Perimenopause Insomnia vs Sleep Apnea: Why Both Are Often Missed in Women
Poor sleep in perimenopause can stem from hormonal insomnia or undiagnosed sleep apnea. Learn the key differences and what to ask at your next appointment.
Sleep becomes complicated in midlife
Disrupted sleep is one of the most commonly reported and most debilitating symptoms of perimenopause. Women who previously slept well find themselves lying awake for hours, waking repeatedly through the night, or rising feeling exhausted despite apparently adequate time in bed. The causes are more varied than many women and their doctors realise. Hormonal insomnia driven by perimenopause is one explanation, but obstructive sleep apnea is another, and it is significantly underdiagnosed in women. Distinguishing between the two, or identifying when both are present, is important because the treatments are completely different and using only one approach when both conditions exist leaves a significant gap in care.
How perimenopause disrupts sleep
Estrogen and progesterone both play roles in sleep regulation. Progesterone has a sedating effect through its action on GABA receptors in the brain, and as levels fall during perimenopause this natural sleep support is reduced. Estrogen influences serotonin and other neurotransmitters involved in sleep-wake regulation. Hot flashes and night sweats are a direct cause of sleep fragmentation: the sudden temperature surge wakes women, often repeatedly, and it can take time to cool down and settle again. Anxiety, which is common in perimenopause, also interferes with sleep onset and maintenance.

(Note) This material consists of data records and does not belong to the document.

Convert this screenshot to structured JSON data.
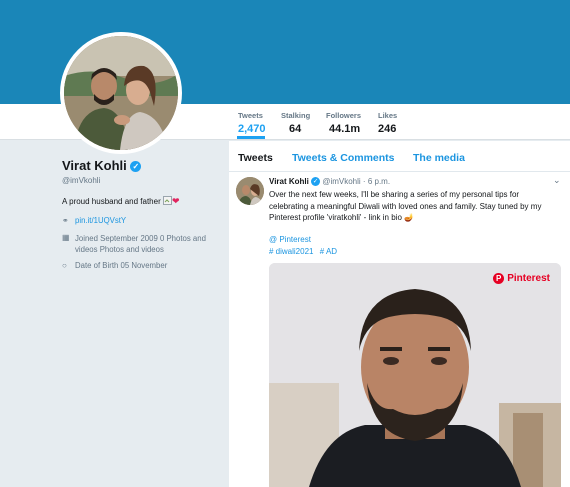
{
  "profile": {
    "name": "Virat Kohli",
    "handle": "@imVkohli",
    "bio": "A proud husband and father",
    "website": "pin.it/1UQVstY",
    "joined": "Joined September 2009 0 Photos and videos Photos and videos",
    "birth": "Date of Birth 05 November"
  },
  "stats": [
    {
      "label": "Tweets",
      "value": "2,470"
    },
    {
      "label": "Stalking",
      "value": "64"
    },
    {
      "label": "Followers",
      "value": "44.1m"
    },
    {
      "label": "Likes",
      "value": "246"
    }
  ],
  "tabs": [
    "Tweets",
    "Tweets & Comments",
    "The media"
  ],
  "tweet": {
    "name": "Virat Kohli",
    "handle": "@imVkohli",
    "time": "6 p.m.",
    "text": "Over the next few weeks, I'll be sharing a series of my personal tips for celebrating a meaningful Diwali with loved ones and family. Stay tuned by my Pinterest profile 'viratkohli' - link in bio",
    "link": "@ Pinterest",
    "tags": [
      "# diwali2021",
      "# AD"
    ],
    "media_badge": "Pinterest"
  },
  "colors": {
    "banner": "#1a86b8",
    "accent": "#1da1f2",
    "link": "#1b95e0",
    "pinterest": "#e60023"
  },
  "icons": {
    "verified": "verified-badge-icon",
    "link": "link-icon",
    "calendar": "calendar-icon",
    "balloon": "balloon-icon",
    "caret": "chevron-down-icon"
  }
}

The pattern in perimenopause tends to involve difficulty returning to sleep after waking rather than inability to fall asleep initially, though both occur.
How sleep apnea presents in women
Obstructive sleep apnea occurs when the upper airway partially or fully collapses during sleep, causing repeated breathing pauses that fragment sleep and reduce oxygen levels. It is strongly associated with snoring and excessive daytime sleepiness, and it is these features in men that have historically defined the clinical picture of the condition. However, women with sleep apnea often present differently. They are more likely to report insomnia, fatigue, headaches on waking, and mood disturbance than the classic male presentation of loud snoring and visible breathing pauses. This different symptom profile means sleep apnea in women is frequently attributed to depression, anxiety, or in midlife women, perimenopause, and the correct diagnosis is delayed.

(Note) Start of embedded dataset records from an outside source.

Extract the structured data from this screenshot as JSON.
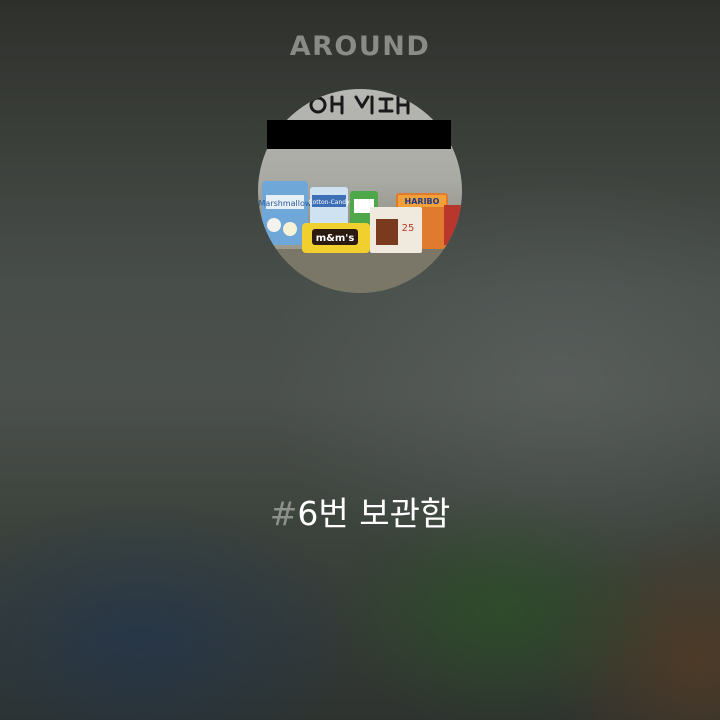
{
  "header": {
    "brand": "AROUND"
  },
  "profile": {
    "photo_handwriting": "6번 선물함",
    "candy_labels": [
      "Marshmallow",
      "Cotton-Candy",
      "m&m's",
      "HARIBO",
      "25"
    ]
  },
  "tag": {
    "hash": "#",
    "label": "6번 보관함"
  },
  "colors": {
    "brand_text": "#8a8b86",
    "hash": "#8d908b",
    "tag_text": "#ffffff"
  }
}
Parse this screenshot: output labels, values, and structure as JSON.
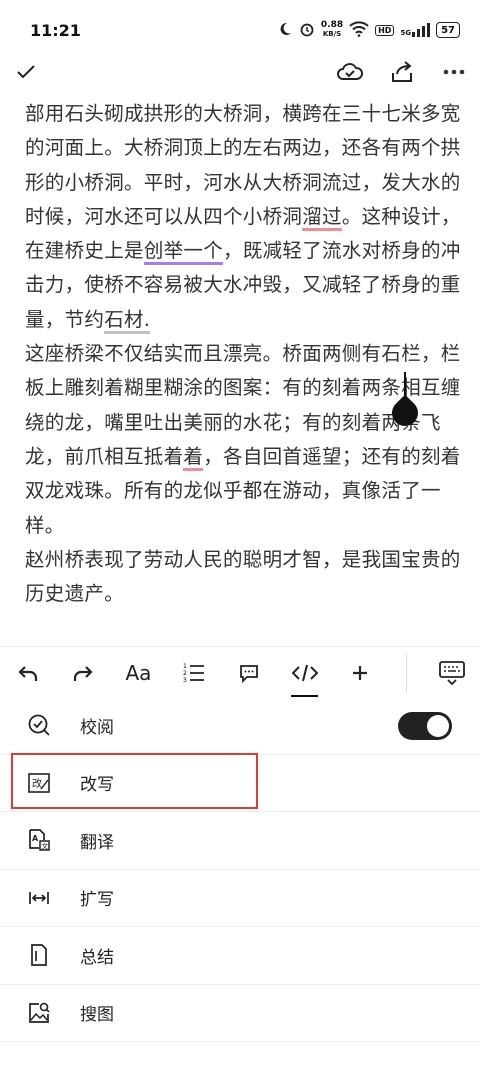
{
  "status": {
    "time": "11:21",
    "net_speed": "0.88",
    "net_unit": "KB/S",
    "hd": "HD",
    "signal": "5G",
    "battery": "57"
  },
  "document": {
    "paragraph1": {
      "before_liuguo": "部用石头砌成拱形的大桥洞，横跨在三十七米多宽的河面上。大桥洞顶上的左右两边，还各有两个拱形的小桥洞。平时，河水从大桥洞流过，发大水的时候，河水还可以从四个小桥洞",
      "liuguo": "溜过",
      "after_liuguo": "。这种设计，在建桥史上是",
      "chuangju": "创举一个",
      "after_chuangju": "，既减轻了流水对桥身的冲击力，使桥不容易被大水冲毁，又减轻了桥身的重量，节约",
      "shicai": "石材.",
      "after_shicai": ""
    },
    "paragraph2": {
      "before_zhe": "这座桥梁不仅结实而且漂亮。桥面两侧有石栏，栏板上雕刻着糊里糊涂的图案：有的刻着两条相互缠绕的龙，嘴里吐出美丽的水花；有的刻着两条飞龙，前爪相互抵着",
      "zhe": "着",
      "after_zhe": "，各自回首遥望；还有的刻着双龙戏珠。所有的龙似乎都在游动，真像活了一样。"
    },
    "paragraph3": "赵州桥表现了劳动人民的聪明才智，是我国宝贵的历史遗产。"
  },
  "format_bar": {
    "font_label": "Aa"
  },
  "menu": {
    "items": [
      {
        "label": "校阅",
        "icon": "proofread-icon"
      },
      {
        "label": "改写",
        "icon": "rewrite-icon"
      },
      {
        "label": "翻译",
        "icon": "translate-icon"
      },
      {
        "label": "扩写",
        "icon": "expand-icon"
      },
      {
        "label": "总结",
        "icon": "summary-icon"
      },
      {
        "label": "搜图",
        "icon": "image-search-icon"
      }
    ],
    "proofread_enabled": true
  },
  "colors": {
    "underline_red": "#f08c97",
    "underline_purple": "#a77cf2",
    "underline_gray": "#c2c2c2",
    "highlight": "#e53935"
  }
}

Why sleep apnea risk increases at perimenopause
Progesterone has a protective effect on upper airway muscle tone during sleep, and its decline during perimenopause increases the likelihood of airway collapse. Research shows that sleep apnea prevalence rises sharply after the menopause transition. Women who had no sleep apnea in their thirties may develop it in their forties or fifties. Weight gain around the abdomen and neck, which is also associated with perimenopause, further increases risk. This convergence of risk factors means that perimenopause and sleep apnea frequently coexist, and treating only the hormonal component of poor sleep while leaving sleep apnea unaddressed produces limited improvement in sleep quality and daytime function.
How to tell which is affecting your sleep
A few features help distinguish predominantly hormonal insomnia from sleep apnea. If your sleep disruption is clearly linked to hot flashes and night sweats, with waking moments accompanied by heat, sweating, or heart pounding, perimenopause is likely a significant contributor. If you wake gasping or with a headache, if your partner reports snoring or witnessed breathing pauses, or if you feel more tired than your time in bed should explain, sleep apnea warrants investigation. Daytime sleepiness that is severe enough to be intrusive, particularly if accompanied by poor concentration that is present regardless of how much sleep you got, is more consistent with sleep apnea than with perimenopause-related fatigue. Using PeriPlan to log sleep quality and note when symptoms cluster around cycle events can help identify hormonal patterns.
Testing for sleep apnea
A home sleep apnea test involves wearing a small monitoring device overnight that measures airflow, oxygen levels, and respiratory effort. It is convenient and available through GP referral or privately, and it is appropriate as a first-line investigation for most women. A polysomnography study, conducted in a sleep laboratory, provides more detailed data and is used for complex cases or when a home test is inconclusive. The Epworth Sleepiness Scale questionnaire and the STOP-BANG questionnaire are used in clinical settings to assess pretest probability of sleep apnea. Women score differently on some of these tools than men, so it is worth mentioning that you want sleep apnea specifically assessed, as the referral threshold can differ.
Treating both conditions when they coexist
If perimenopause is the primary driver of poor sleep, addressing hormonal balance through lifestyle changes, improved sleep hygiene, and where appropriate hormone therapy often restores sleep significantly. Night sweats in particular respond well to estrogen therapy. If sleep apnea is confirmed, continuous positive airway pressure therapy is the most effective treatment and produces dramatic improvements in sleep quality, energy, and mood for most women who use it consistently. When both conditions are present, treating one without the other leaves a gap. Some women find that hormone therapy reduces the severity of mild sleep apnea by restoring progesterone's protective effect on airway tone, but this is not a substitute for sleep apnea treatment in moderate or severe cases.